Similarly, U.S. Bancorp tapped the market for its $500 million issue earlier this month, turning to Lehman Brothers as the sole lead manager. Its own securities affiliate, U.S. Bancorp Piper Jaffray, acted as a co-manager.

With many regional banking companies still trying to break into the big leagues of the underwriting business, an invitation by a bulge-bracket Wall Street firm to help manage a deal can be a way to build that business more quickly.

At stake are bragging rights that can help a bank's securities unit get its foot in the door to underwrite corporate securities. "It's sort of a marquee transaction," one investment banker said. "It's hard to go to a large corporation and say we ought to lead yours when we haven't done our own."

"We have important relationships with Wall Street firms that we want to maintain," said Douglas L. Williams, executive vice president and co-head of capital markets for Wachovia Securities, in Atlanta, which was a joint lead on four of the last five debt issues brought to the market for its parent company Wachovia. Merrill Lynch, Lehman Brothers, and Credit Suisse First Boston alternated as co-joint leads for those deals.

To be sure, by granting underwriting work to its own section 20 subsidiary, a banking company can save money on fees that would otherwise go to a Wall Street investment bank. Even though the fees end up being recorded as income for the banking company, such discounting, which brings down the total cost of the bond, can act as an added incentive for the bank to turn to its own people to manage the bond.

But ultimately, it is the buyers of these bonds who push for the inclusion of a Wall Street firm as part of the underwriting team.

Even with a company like Chase Manhattan Corp. or Bank of America Corp., which regularly use their securities arms to lead in-house deals, investors say they still like to see a bulge-bracket firm involved. "That means significantly more liquidity in the secondary market," said Robert Kinsey, an investment-grade portfolio manager for Pilgrim Mutual Funds, a subsidiary of Reliastar, in Phoenix.

Not all commercial banks have equally developed debt-underwriting capabilities. Chase, for instance, was the third-biggest underwriter of investment grade debt last year.

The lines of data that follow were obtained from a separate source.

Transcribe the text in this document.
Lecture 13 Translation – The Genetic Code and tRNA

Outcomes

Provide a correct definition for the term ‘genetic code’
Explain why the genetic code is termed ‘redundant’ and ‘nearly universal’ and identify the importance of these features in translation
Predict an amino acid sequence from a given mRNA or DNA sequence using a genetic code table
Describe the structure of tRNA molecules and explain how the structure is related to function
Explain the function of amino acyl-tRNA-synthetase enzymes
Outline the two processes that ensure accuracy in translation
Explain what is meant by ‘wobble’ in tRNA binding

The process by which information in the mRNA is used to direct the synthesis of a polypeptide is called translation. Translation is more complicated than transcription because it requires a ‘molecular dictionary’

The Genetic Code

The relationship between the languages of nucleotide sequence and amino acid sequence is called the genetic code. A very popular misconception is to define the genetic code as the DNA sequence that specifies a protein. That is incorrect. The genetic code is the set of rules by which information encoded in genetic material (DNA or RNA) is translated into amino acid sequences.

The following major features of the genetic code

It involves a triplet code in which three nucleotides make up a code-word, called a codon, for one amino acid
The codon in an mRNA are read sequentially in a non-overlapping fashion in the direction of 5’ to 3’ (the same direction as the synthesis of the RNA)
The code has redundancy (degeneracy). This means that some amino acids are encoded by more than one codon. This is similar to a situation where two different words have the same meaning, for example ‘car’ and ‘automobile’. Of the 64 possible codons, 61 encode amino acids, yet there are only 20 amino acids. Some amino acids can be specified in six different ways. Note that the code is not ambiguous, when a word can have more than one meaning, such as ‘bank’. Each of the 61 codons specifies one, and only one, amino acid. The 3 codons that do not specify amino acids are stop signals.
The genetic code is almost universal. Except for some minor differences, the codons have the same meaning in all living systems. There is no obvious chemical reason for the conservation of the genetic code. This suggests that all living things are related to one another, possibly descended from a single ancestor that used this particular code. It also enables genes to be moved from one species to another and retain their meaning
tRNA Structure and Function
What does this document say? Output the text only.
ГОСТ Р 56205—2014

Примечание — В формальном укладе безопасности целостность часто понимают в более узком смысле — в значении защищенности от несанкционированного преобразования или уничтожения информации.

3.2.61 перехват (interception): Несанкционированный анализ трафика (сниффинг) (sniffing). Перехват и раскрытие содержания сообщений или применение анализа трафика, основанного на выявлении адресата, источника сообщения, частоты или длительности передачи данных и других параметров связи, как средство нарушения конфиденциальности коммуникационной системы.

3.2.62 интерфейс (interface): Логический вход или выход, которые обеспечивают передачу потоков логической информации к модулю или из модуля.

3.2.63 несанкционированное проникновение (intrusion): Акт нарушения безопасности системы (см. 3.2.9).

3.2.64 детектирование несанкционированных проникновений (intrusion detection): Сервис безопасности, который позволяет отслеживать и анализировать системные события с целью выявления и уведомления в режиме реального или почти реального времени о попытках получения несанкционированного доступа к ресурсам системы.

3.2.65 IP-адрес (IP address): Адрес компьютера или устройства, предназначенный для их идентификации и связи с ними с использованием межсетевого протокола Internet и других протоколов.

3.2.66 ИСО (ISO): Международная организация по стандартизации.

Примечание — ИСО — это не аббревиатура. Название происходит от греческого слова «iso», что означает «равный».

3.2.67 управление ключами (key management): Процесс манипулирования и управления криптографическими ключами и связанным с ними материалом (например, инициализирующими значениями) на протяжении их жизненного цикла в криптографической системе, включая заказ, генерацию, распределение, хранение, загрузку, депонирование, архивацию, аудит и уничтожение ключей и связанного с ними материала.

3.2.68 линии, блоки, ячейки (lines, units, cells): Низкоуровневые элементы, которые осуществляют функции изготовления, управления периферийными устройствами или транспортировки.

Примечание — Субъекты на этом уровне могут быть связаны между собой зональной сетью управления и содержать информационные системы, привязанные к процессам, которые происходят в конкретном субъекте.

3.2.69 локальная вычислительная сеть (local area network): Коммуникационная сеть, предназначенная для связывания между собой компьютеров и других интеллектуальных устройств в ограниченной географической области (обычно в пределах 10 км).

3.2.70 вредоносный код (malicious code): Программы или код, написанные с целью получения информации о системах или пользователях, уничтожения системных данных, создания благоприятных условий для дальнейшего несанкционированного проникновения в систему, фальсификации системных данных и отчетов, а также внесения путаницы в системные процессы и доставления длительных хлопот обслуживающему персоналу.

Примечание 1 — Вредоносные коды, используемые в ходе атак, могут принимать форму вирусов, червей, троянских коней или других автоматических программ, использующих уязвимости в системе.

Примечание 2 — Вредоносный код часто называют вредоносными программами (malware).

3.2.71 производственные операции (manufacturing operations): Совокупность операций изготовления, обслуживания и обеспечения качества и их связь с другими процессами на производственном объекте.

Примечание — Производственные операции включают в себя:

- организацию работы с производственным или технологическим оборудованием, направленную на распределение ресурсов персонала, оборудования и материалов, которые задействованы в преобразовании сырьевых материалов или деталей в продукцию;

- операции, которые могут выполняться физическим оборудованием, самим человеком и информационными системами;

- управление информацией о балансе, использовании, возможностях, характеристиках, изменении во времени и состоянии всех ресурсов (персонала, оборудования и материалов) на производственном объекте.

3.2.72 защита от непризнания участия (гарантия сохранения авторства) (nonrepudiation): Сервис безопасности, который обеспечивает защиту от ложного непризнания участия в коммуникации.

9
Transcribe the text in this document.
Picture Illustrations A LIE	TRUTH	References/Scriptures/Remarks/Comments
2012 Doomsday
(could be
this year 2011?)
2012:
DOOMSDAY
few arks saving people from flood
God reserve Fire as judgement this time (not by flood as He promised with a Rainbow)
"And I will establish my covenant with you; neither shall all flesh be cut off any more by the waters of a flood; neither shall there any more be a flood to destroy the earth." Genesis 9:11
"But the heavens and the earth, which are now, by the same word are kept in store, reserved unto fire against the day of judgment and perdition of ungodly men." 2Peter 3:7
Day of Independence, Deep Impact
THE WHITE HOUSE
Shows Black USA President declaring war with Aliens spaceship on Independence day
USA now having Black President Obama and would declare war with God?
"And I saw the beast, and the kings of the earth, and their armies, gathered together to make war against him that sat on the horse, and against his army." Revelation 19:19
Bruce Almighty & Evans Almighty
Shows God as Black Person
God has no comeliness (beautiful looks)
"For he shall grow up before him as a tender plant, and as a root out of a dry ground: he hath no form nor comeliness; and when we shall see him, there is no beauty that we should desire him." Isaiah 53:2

Bank of America ranked eighth, and First Union Corp., which also leads its own deals, ranked 11th. Sometimes their position as lead on their own deals raises the question: Could an outside firm have done the same deal, better?

Robert P. Rinek, managing director and head of the financial institutions group for U.S. Bancorp Piper Jaffray, says it helps to have an independent party pricing the deals.

"Investment grade deals are priced on thin spreads, and if you're not a fairly significant player, you can lose your shirt," Mr. Rinek said.